If you don't use a device for a long time, it will no longer receive messages. A month is guaranteed problematic, but it might already decide to quit working after less than 2 weeks of inactivity. You should check the subscription from time to time by coming back to this page, or opening the PWA if installed.opening this PWA. If you suspect notifications might be broken, hit the ‘Subscribe/Refresh’ button. - In the Brave browser, you may bump into a “
push service error
;” in that case you need to jump through some extra hoops to allow push subscriptions. - In iOS Safari, at some point you may start seeing duplicate notifications. I will apologise in advance: there is nothing I can do about this, it is caused by the combination of a bug in FCM and how iOS treats push notifications. Safari does not honor the notification ‘tag’ concept. Apple finds it paramount that the user sees every single push message ever received, even outdated ones or duplicates caused by bugs in the push server. Due to the nature of the duplicates bug, unsubscribing and re-subscribing will not fix this, in fact it could make it even worse, so don't. With some luck, the duplicates will go away again after a while—again, no promises.
- Also in iOS Safari, yet another Apple bug: you may end up on a blank page after opening a notification and pressing ‘Done.’ The only remedy is to restart the whole notification app: do the weird gesture to get an overview of open apps, swipe the SONAIS app upwards to close it, then re-open it. To reduce the risk of this bug occurring, keep the app open.
- If you are using Safari in MacOS, and you get an error about ‘PushManager’ when clicking the Subscribe button, this is perfectly “normal,” because Apple. The remedy is to quit Safari and reopen it—don't ask why: Apple. Then click the Subscribe button again, and it might work; if not, repeat this process a few times. If it keeps failing, why not try Firefox or Chrome instead? You might like it.
- In recent versions of Chrome, you may end up in a “default” situation where it seems as if you denied notification permissions, even if you didn't. This is a total mess and I might try to debug this at some point.
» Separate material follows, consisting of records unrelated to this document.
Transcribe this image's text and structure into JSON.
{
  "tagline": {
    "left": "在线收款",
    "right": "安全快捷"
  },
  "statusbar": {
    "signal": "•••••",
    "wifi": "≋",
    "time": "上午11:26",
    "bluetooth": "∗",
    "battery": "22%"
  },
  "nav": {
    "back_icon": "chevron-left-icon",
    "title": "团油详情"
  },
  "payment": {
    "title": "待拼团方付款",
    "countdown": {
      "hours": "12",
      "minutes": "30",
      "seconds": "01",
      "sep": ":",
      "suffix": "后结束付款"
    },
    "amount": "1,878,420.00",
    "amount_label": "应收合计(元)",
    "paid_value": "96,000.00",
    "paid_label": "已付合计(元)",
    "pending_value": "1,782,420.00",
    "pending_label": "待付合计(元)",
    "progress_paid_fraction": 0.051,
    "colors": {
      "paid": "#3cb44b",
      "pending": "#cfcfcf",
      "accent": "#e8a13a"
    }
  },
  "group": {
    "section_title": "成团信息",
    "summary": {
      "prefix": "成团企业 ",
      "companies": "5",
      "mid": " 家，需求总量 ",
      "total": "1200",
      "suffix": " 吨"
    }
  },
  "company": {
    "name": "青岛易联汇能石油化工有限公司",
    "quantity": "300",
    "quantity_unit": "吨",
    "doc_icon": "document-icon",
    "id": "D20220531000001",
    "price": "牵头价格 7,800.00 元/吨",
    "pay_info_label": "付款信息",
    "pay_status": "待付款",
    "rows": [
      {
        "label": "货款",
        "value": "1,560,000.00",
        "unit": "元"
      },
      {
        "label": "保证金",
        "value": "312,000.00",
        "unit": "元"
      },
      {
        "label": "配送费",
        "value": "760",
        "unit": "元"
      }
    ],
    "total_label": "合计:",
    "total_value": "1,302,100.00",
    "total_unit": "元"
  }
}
Until then, the proper way to escape this mess is unclear, but you have a decent chance of fixing it by unsubscribing (if need be, using the ‘force’ option from Geek Mode), entirely uninstalling the PWA if installed, and deleting any notification settings for www.dr-lex.be in your browser's settings. Then re-subscribe.
- Some devices may postpone showing the notification when they are in airplane/silent mode, even if WiFi is enabled.
Why is this so complicated?
If this all seems terribly complicated and confusing, that's because it is. The Web Push ‘standard’ is an organically grown atrocity of which every device/browser vendor has a different interpretation. If it looks awkward as a user, imagine what it took to get all this working from a developer point-of-view. When I started working on this, I thought it would be relatively straightforward to implement, but oh boy, was that a naïve idea.
For those interested, I have summarised my experiences gathered while implementing this push message system.
There seem to be proposals to make web push messaging less of a pain to implement and use, but for the time being, this is how it is.